When you saw Bernie on the streets with homeless people or at Bearing Witness Retreats in Auschwitz, he was in his element. In Auschwitz, there was so much history present and so much horrendous suffering, including contemporary suffering when grandchildren of SS officers were meeting grandchildren of people who survived the camps. He would sit there, completely open, without flashing any sense of protection in front of himself. He truly embodied this integration of wisdom and compassion. Yes, he had the capacity to hold himself upright in the midst of extreme suffering. This was one of his great lessons he gave us.
I think Bernie’s mental structure was strong as a result of his many years of strict and dedicated practice. And then he did what many older practitioners do: you don’t keep pushing your practice; rather your practice becomes more integrated into your everyday life. Bernie just became Bernie. He became the true man of no rank. He touched some of us very deeply. But also touched thousands upon thousands of people who have been influenced by his courage, vision, and willingness to bring his life, his practice, and his students to charnel grounds of all kinds.

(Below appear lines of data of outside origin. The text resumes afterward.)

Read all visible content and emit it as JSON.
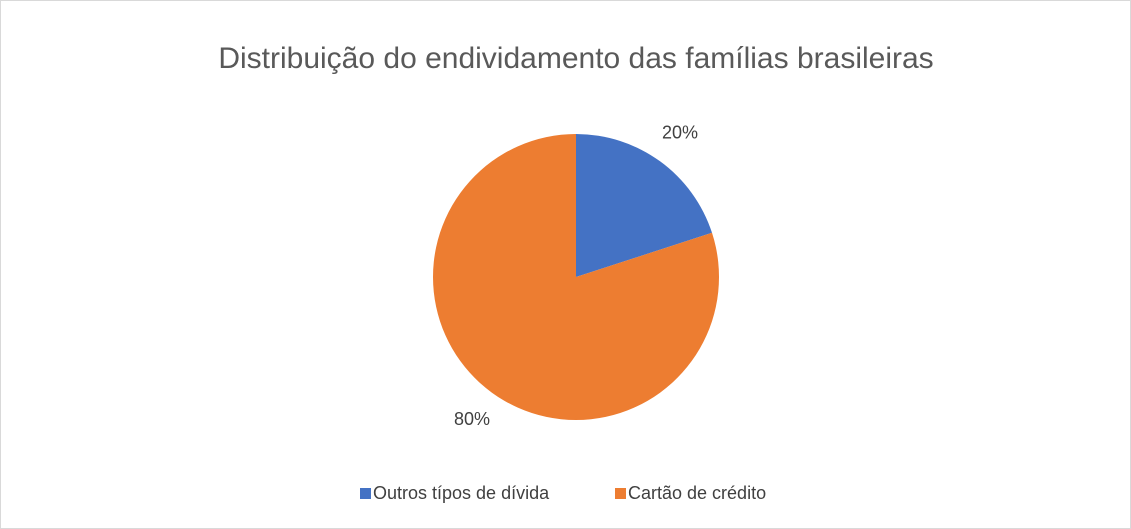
{
  "chart_data": {
    "type": "pie",
    "title": "Distribuição do endividamento das famílias brasileiras",
    "categories": [
      "Outros típos de dívida",
      "Cartão de crédito"
    ],
    "values": [
      20,
      80
    ],
    "value_labels": [
      "20%",
      "80%"
    ],
    "colors": [
      "#4472c4",
      "#ed7d31"
    ],
    "legend": "bottom"
  }
}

It’s not just that Bernie perceived the truth of suffering and thought about it. He was willing to roll up his sleeves and do something. I think this is critical, because it is one thing to have insight; it is another thing to engage in courageous transformative action.
I went to the memorial service for him in Yonkers. In the course of the ceremony one person after another spoke of his commitment to bring forth justice and love. Bernie showed all of us how powerful it is when you meet the truth of suffering directly. Bernie was not afraid to be in the trenches, the camps, the charnel grounds of our global society. This kind of action, bearing witness to homelessness, or practicing in the camps, or sitting with dying people, comes from that willingness to open to life fully in order to be with the truth of suffering and also the possibility of freedom from suffering. And in this way to respond to the cries of suffering in our world with wisdom and compassion.